Social networks and on-line communities
One must search consumers engaged in online communities.  Many consumers could engage in co-creation activities because they want to interact with other likeminded consumers  : "Blogs, bulletin boards, and joint collaboration spaces support interaction between participants. Community functionality enables participants to work jointly on problems and create solutions incorporating more than just the summation of each individual’s ideas and knowledge"(Füller, 2010).

Netnography
Because lead-users were attracted by online environments for innovative activities and knowledge sharing (Füller et al., 2009; Jeppesen and Laursen, 2009), it's possible to obserserve and analyse these communities (Kozinets, 2002). Since there is an accumulation of lead-users within these environments, there is a growing interest in applying this solution for their identification (Belz and Bombach, 2010; Bilgram et al., 2008). However, even if netnography is a promising method, it relies on the researcher’s assessment (self-interpretation). Another limitation is linked to the missing part concerning the real-life acts of these users.

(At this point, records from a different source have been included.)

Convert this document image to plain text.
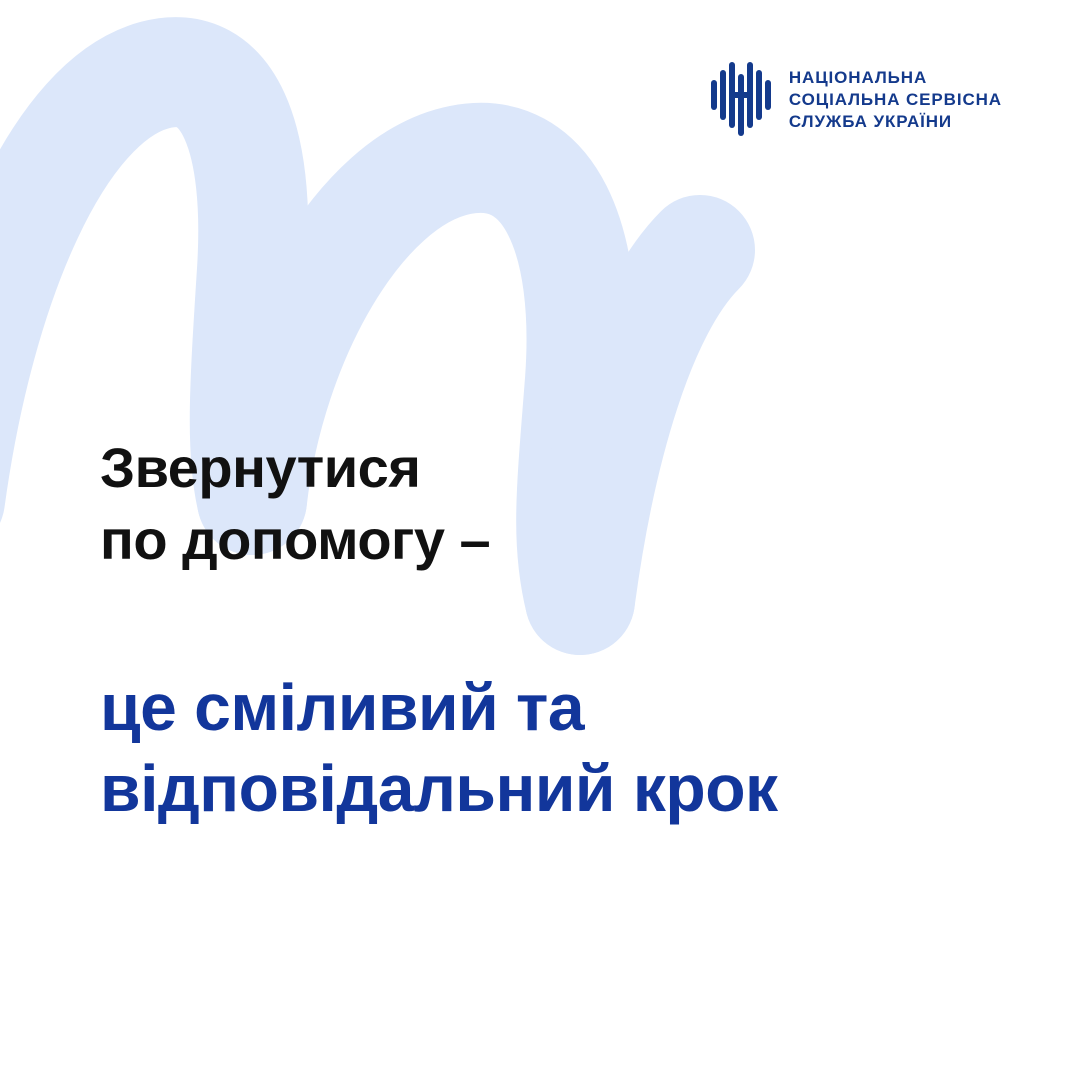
НАЦІОНАЛЬНА
СОЦІАЛЬНА СЕРВІСНА
СЛУЖБА УКРАЇНИ

Звернутися

по допомогу –

це сміливий та

відповідальний крок
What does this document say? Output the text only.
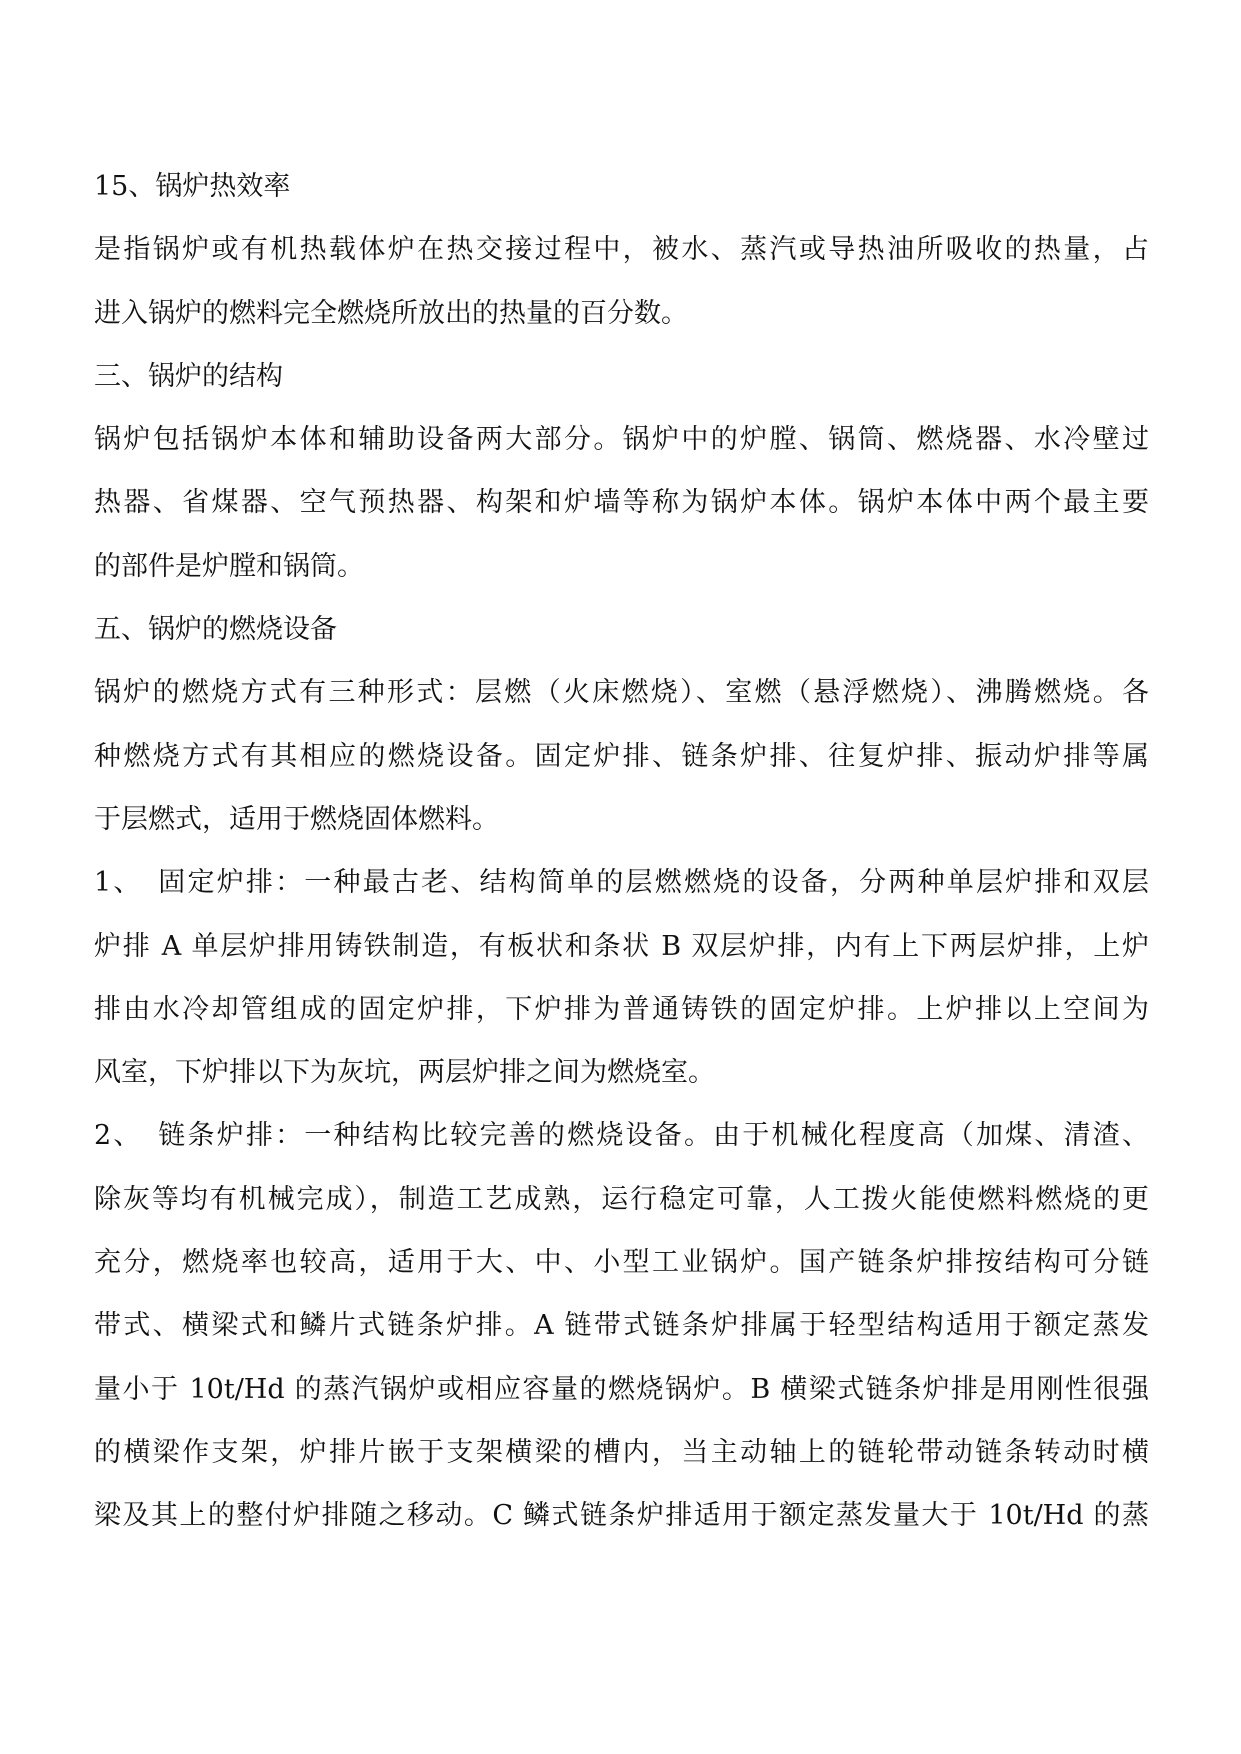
15、锅炉热效率
是指锅炉或有机热载体炉在热交接过程中，被水、蒸汽或导热油所吸收的热量，占
进入锅炉的燃料完全燃烧所放出的热量的百分数。
三、锅炉的结构
锅炉包括锅炉本体和辅助设备两大部分。锅炉中的炉膛、锅筒、燃烧器、水冷壁过
热器、省煤器、空气预热器、构架和炉墙等称为锅炉本体。锅炉本体中两个最主要
的部件是炉膛和锅筒。
五、锅炉的燃烧设备
锅炉的燃烧方式有三种形式：层燃（火床燃烧）、室燃（悬浮燃烧）、沸腾燃烧。各
种燃烧方式有其相应的燃烧设备。固定炉排、链条炉排、往复炉排、振动炉排等属
于层燃式，适用于燃烧固体燃料。
1、　固定炉排：一种最古老、结构简单的层燃燃烧的设备，分两种单层炉排和双层
炉排 A 单层炉排用铸铁制造，有板状和条状 B 双层炉排，内有上下两层炉排，上炉
排由水冷却管组成的固定炉排，下炉排为普通铸铁的固定炉排。上炉排以上空间为
风室，下炉排以下为灰坑，两层炉排之间为燃烧室。
2、　链条炉排：一种结构比较完善的燃烧设备。由于机械化程度高（加煤、清渣、
除灰等均有机械完成），制造工艺成熟，运行稳定可靠，人工拨火能使燃料燃烧的更
充分，燃烧率也较高，适用于大、中、小型工业锅炉。国产链条炉排按结构可分链
带式、横梁式和鳞片式链条炉排。A 链带式链条炉排属于轻型结构适用于额定蒸发
量小于 10t/Hd 的蒸汽锅炉或相应容量的燃烧锅炉。B 横梁式链条炉排是用刚性很强
的横梁作支架，炉排片嵌于支架横梁的槽内，当主动轴上的链轮带动链条转动时横
梁及其上的整付炉排随之移动。C 鳞式链条炉排适用于额定蒸发量大于 10t/Hd 的蒸
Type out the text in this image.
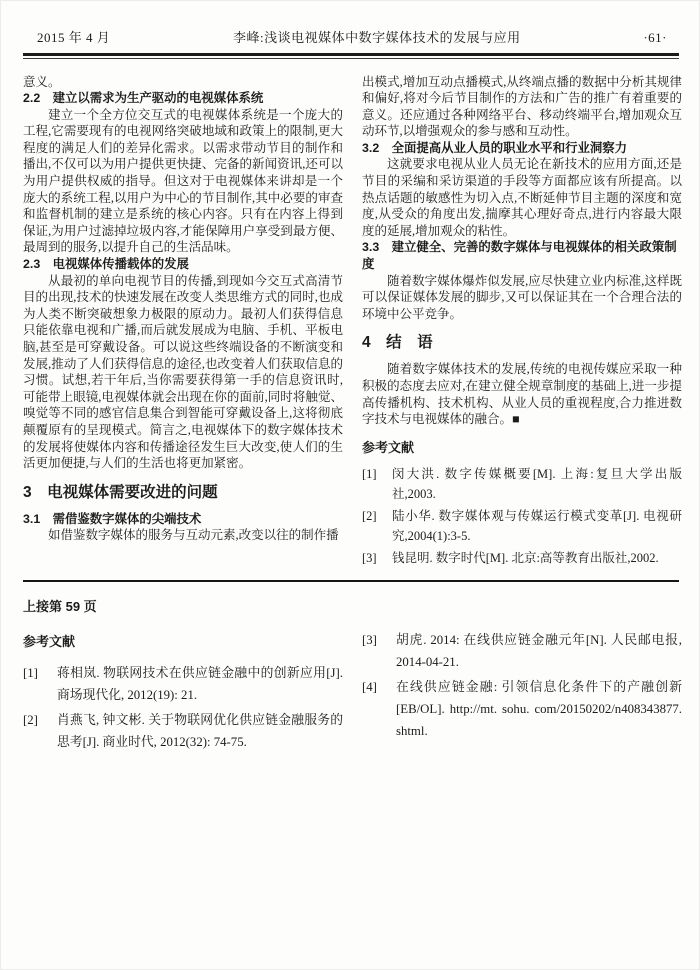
2015 年 4 月	李峰:浅谈电视媒体中数字媒体技术的发展与应用	·61·

意义。

2.2 建立以需求为生产驱动的电视媒体系统

建立一个全方位交互式的电视媒体系统是一个庞大的工程,它需要现有的电视网络突破地域和政策上的限制,更大程度的满足人们的差异化需求。以需求带动节目的制作和播出,不仅可以为用户提供更快捷、完备的新闻资讯,还可以为用户提供权威的指导。但这对于电视媒体来讲却是一个庞大的系统工程,以用户为中心的节目制作,其中必要的审查和监督机制的建立是系统的核心内容。只有在内容上得到保证,为用户过滤掉垃圾内容,才能保障用户享受到最方便、最周到的服务,以提升自己的生活品味。

2.3 电视媒体传播载体的发展

从最初的单向电视节目的传播,到现如今交互式高清节目的出现,技术的快速发展在改变人类思维方式的同时,也成为人类不断突破想象力极限的原动力。最初人们获得信息只能依靠电视和广播,而后就发展成为电脑、手机、平板电脑,甚至是可穿戴设备。可以说这些终端设备的不断演变和发展,推动了人们获得信息的途径,也改变着人们获取信息的习惯。试想,若干年后,当你需要获得第一手的信息资讯时,可能带上眼镜,电视媒体就会出现在你的面前,同时将触觉、嗅觉等不同的感官信息集合到智能可穿戴设备上,这将彻底颠覆原有的呈现模式。简言之,电视媒体下的数字媒体技术的发展将使媒体内容和传播途径发生巨大改变,使人们的生活更加便捷,与人们的生活也将更加紧密。

3 电视媒体需要改进的问题

3.1 需借鉴数字媒体的尖端技术

如借鉴数字媒体的服务与互动元素,改变以往的制作播

出模式,增加互动点播模式,从终端点播的数据中分析其规律和偏好,将对今后节目制作的方法和广告的推广有着重要的意义。还应通过各种网络平台、移动终端平台,增加观众互动环节,以增强观众的参与感和互动性。

3.2 全面提高从业人员的职业水平和行业洞察力

这就要求电视从业人员无论在新技术的应用方面,还是节目的采编和采访渠道的手段等方面都应该有所提高。以热点话题的敏感性为切入点,不断延伸节目主题的深度和宽度,从受众的角度出发,揣摩其心理好奇点,进行内容最大限度的延展,增加观众的粘性。

3.3 建立健全、完善的数字媒体与电视媒体的相关政策制度

随着数字媒体爆炸似发展,应尽快建立业内标准,这样既可以保证媒体发展的脚步,又可以保证其在一个合理合法的环境中公平竞争。

4 结 语

随着数字媒体技术的发展,传统的电视传媒应采取一种积极的态度去应对,在建立健全规章制度的基础上,进一步提高传播机构、技术机构、从业人员的重视程度,合力推进数字技术与电视媒体的融合。■

参考文献

[1]	闵大洪. 数字传媒概要[M]. 上海:复旦大学出版社,2003.
[2]	陆小华. 数字媒体观与传媒运行模式变革[J]. 电视研究,2004(1):3-5.
[3]	钱昆明. 数字时代[M]. 北京:高等教育出版社,2002.

上接第 59 页

参考文献

[1]	蒋相岚. 物联网技术在供应链金融中的创新应用[J]. 商场现代化, 2012(19): 21.
[2]	肖燕飞, 钟文彬. 关于物联网优化供应链金融服务的思考[J]. 商业时代, 2012(32): 74-75.
[3]	胡虎. 2014: 在线供应链金融元年[N]. 人民邮电报, 2014-04-21.
[4]	在线供应链金融: 引领信息化条件下的产融创新 [EB/OL]. http://mt. sohu. com/20150202/n408343877. shtml.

Screening via self-assessment
This method relies on the test of a large sample of users who self-assess themselves via questionnaires. Those who score highest are identified as lead-users. Several researchers have developed scales to screen a large and unknown population.  This strategy is generally preferred to the others for many reasons. Screening allows (1) easy access to the sample (via face-to-face, e-mail or telephone surveys), (2) rich data collection and analysis and (3) gain time. 


(*)  Post based on : Hamdi L et Vernette E. Identifying lead-users : validity evaluation of four self assessment scales, communication at the Open and User Innovation Workshop, Vienna, July 4th-6th, 2011.